Heinz Schielein zählt sich zu jenen Unternehmern, die nicht auf Entlassungen wegen Corona setzen. Er hat in seinem Industrieofen-Betrieb in Bad Königshofen freilich festgestellt, "dass Leute kalte Füße bekommen haben" und von sich aus gingen. Ein Mitarbeiter zum Beispiel sei zur Deutschen Bahn gewechselt, weil er dort mit Blick auf die Corona-Krise einen sicheren Arbeitsplatz vermutete.

Unterdessen geht das Thema bundespolitisch weiter: An diesem Dienstag berieten die Koalitionsspitzen von CDU/CSU und SPD über die Höchstbezugsdauer des Kurzarbeitergeldes.

Kurzarbeit

Kurzarbeitergeld gibt es hierzulande seit 110 Jahren.  Es soll Unternehmen in Krisenzeiten helfen, den Betrieb herunterfahren, aber Personal halten zu können. Die Agenturen für Arbeit übernehmen einen Teil der Gehaltseinbußen, die die Beschäftigten haben.
Wegen der Corona-Krise wurden die Regeln zur Kurzarbeit erweitert. Seit März und bis Ende des Jahres gilt: Arbeitnehmer bekommen in den ersten drei Monaten 60 Prozent (mit unterhaltspflichtigen Kindern: 67) der Einbußen beim Nettogehalt erstattet. Vom vierten bis sechsten Monat sind es 70 Prozent (77), ab dem siebten 80 Prozent (87). Voraussetzung dieser stufenweisen Erhöhung: Die Beschäftigten haben im Abrechnungsmonat mindestens 50 Prozent Arbeitsausfall. Das Kurzarbeitergeld streckt das Unternehmen vor und bekommt es später von der Arbeitsagentur erstattet. Deshalb steht das Kurzarbeitergeld als eigener Posten auf dem Gehaltszettel.
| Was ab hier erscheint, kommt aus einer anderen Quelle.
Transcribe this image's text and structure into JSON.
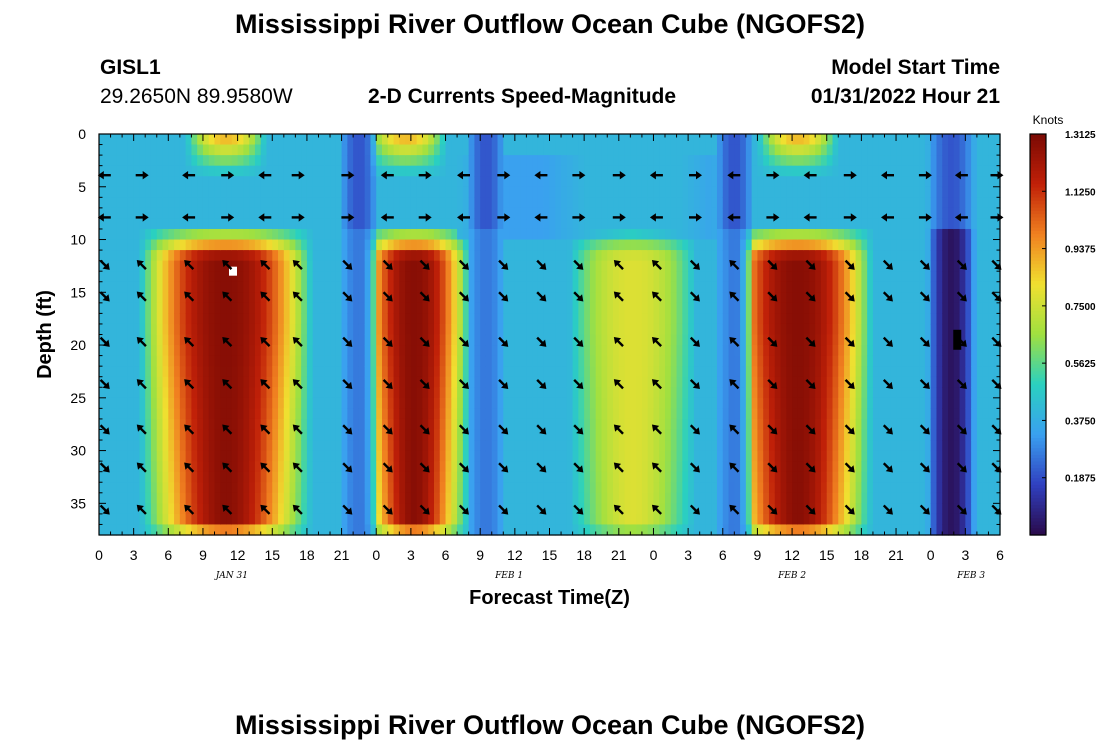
{
  "page_title": "Mississippi River Outflow Ocean Cube (NGOFS2)",
  "page_title_repeat": "Mississippi River Outflow Ocean Cube (NGOFS2)",
  "header": {
    "station": "GISL1",
    "coords": "29.2650N  89.9580W",
    "subtitle": "2-D Currents Speed-Magnitude",
    "model_start_label": "Model Start Time",
    "model_start_value": "01/31/2022 Hour 21"
  },
  "chart_data": {
    "type": "heatmap",
    "title": "2-D Currents Speed-Magnitude",
    "xlabel": "Forecast Time(Z)",
    "ylabel": "Depth (ft)",
    "x_range_hours": [
      0,
      78
    ],
    "ylim": [
      0,
      38
    ],
    "x_ticks": [
      {
        "h": 0,
        "label": "0"
      },
      {
        "h": 3,
        "label": "3"
      },
      {
        "h": 6,
        "label": "6"
      },
      {
        "h": 9,
        "label": "9"
      },
      {
        "h": 12,
        "label": "12"
      },
      {
        "h": 15,
        "label": "15"
      },
      {
        "h": 18,
        "label": "18"
      },
      {
        "h": 21,
        "label": "21"
      },
      {
        "h": 24,
        "label": "0"
      },
      {
        "h": 27,
        "label": "3"
      },
      {
        "h": 30,
        "label": "6"
      },
      {
        "h": 33,
        "label": "9"
      },
      {
        "h": 36,
        "label": "12"
      },
      {
        "h": 39,
        "label": "15"
      },
      {
        "h": 42,
        "label": "18"
      },
      {
        "h": 45,
        "label": "21"
      },
      {
        "h": 48,
        "label": "0"
      },
      {
        "h": 51,
        "label": "3"
      },
      {
        "h": 54,
        "label": "6"
      },
      {
        "h": 57,
        "label": "9"
      },
      {
        "h": 60,
        "label": "12"
      },
      {
        "h": 63,
        "label": "15"
      },
      {
        "h": 66,
        "label": "18"
      },
      {
        "h": 69,
        "label": "21"
      },
      {
        "h": 72,
        "label": "0"
      },
      {
        "h": 75,
        "label": "3"
      },
      {
        "h": 78,
        "label": "6"
      }
    ],
    "date_labels": [
      {
        "h": 11.5,
        "label": "JAN 31"
      },
      {
        "h": 35.5,
        "label": "FEB 1"
      },
      {
        "h": 60,
        "label": "FEB 2"
      },
      {
        "h": 75.5,
        "label": "FEB 3"
      }
    ],
    "y_ticks": [
      0,
      5,
      10,
      15,
      20,
      25,
      30,
      35
    ],
    "colorbar": {
      "title": "Knots",
      "min": 0,
      "max": 1.3125,
      "ticks": [
        "1.3125",
        "1.1250",
        "0.9375",
        "0.7500",
        "0.5625",
        "0.3750",
        "0.1875"
      ],
      "tick_values": [
        1.3125,
        1.125,
        0.9375,
        0.75,
        0.5625,
        0.375,
        0.1875
      ]
    },
    "colors": [
      "#2a0a4a",
      "#3040c0",
      "#3aa0f0",
      "#2ad0c0",
      "#a0e040",
      "#f0e030",
      "#f08020",
      "#c02008",
      "#7a0a04"
    ],
    "arrow_hours": [
      0.5,
      3.7,
      7.8,
      11.1,
      14.4,
      17.2,
      21.5,
      25.0,
      28.2,
      31.6,
      35.0,
      38.3,
      41.5,
      45.0,
      48.3,
      51.6,
      55.0,
      58.3,
      61.6,
      65.0,
      68.3,
      71.5,
      74.7,
      77.7
    ],
    "arrow_depths": [
      3.9,
      7.9,
      12.4,
      15.4,
      19.7,
      23.7,
      28.0,
      31.6,
      35.6
    ],
    "speed_profile": {
      "peaks": [
        {
          "center_h": 11.0,
          "half_width_h": 7.5,
          "speed_knots": 1.28
        },
        {
          "center_h": 27.3,
          "half_width_h": 4.8,
          "speed_knots": 1.28
        },
        {
          "center_h": 46.2,
          "half_width_h": 5.5,
          "speed_knots": 0.78
        },
        {
          "center_h": 60.5,
          "half_width_h": 6.5,
          "speed_knots": 1.28
        }
      ],
      "surface_highs_hours": [
        11.0,
        26.6,
        60.5
      ],
      "low_columns_hours": [
        22.5,
        33.5,
        55.0,
        73.8
      ]
    },
    "markers": [
      {
        "h": 11.6,
        "depth": 13.0,
        "color": "#ffffff"
      },
      {
        "h": 74.3,
        "depth": 19.5,
        "color": "#000000"
      }
    ]
  }
}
Die Sozialversicherungsbeiträge für ausgefallene Arbeitsstunden bekommt das Unternehmen komplett zurück.
Dauer der Kurzarbeit: Maximal zwölf Monate, in Ausnahmefällen bis zu 21 Monate, wird Kurzarbeitergeld gezahlt. Anspruch besteht, wenn mindestens zehn Prozent der Mitarbeiter eine Kurzarbeit von mehr als zehn Prozent haben.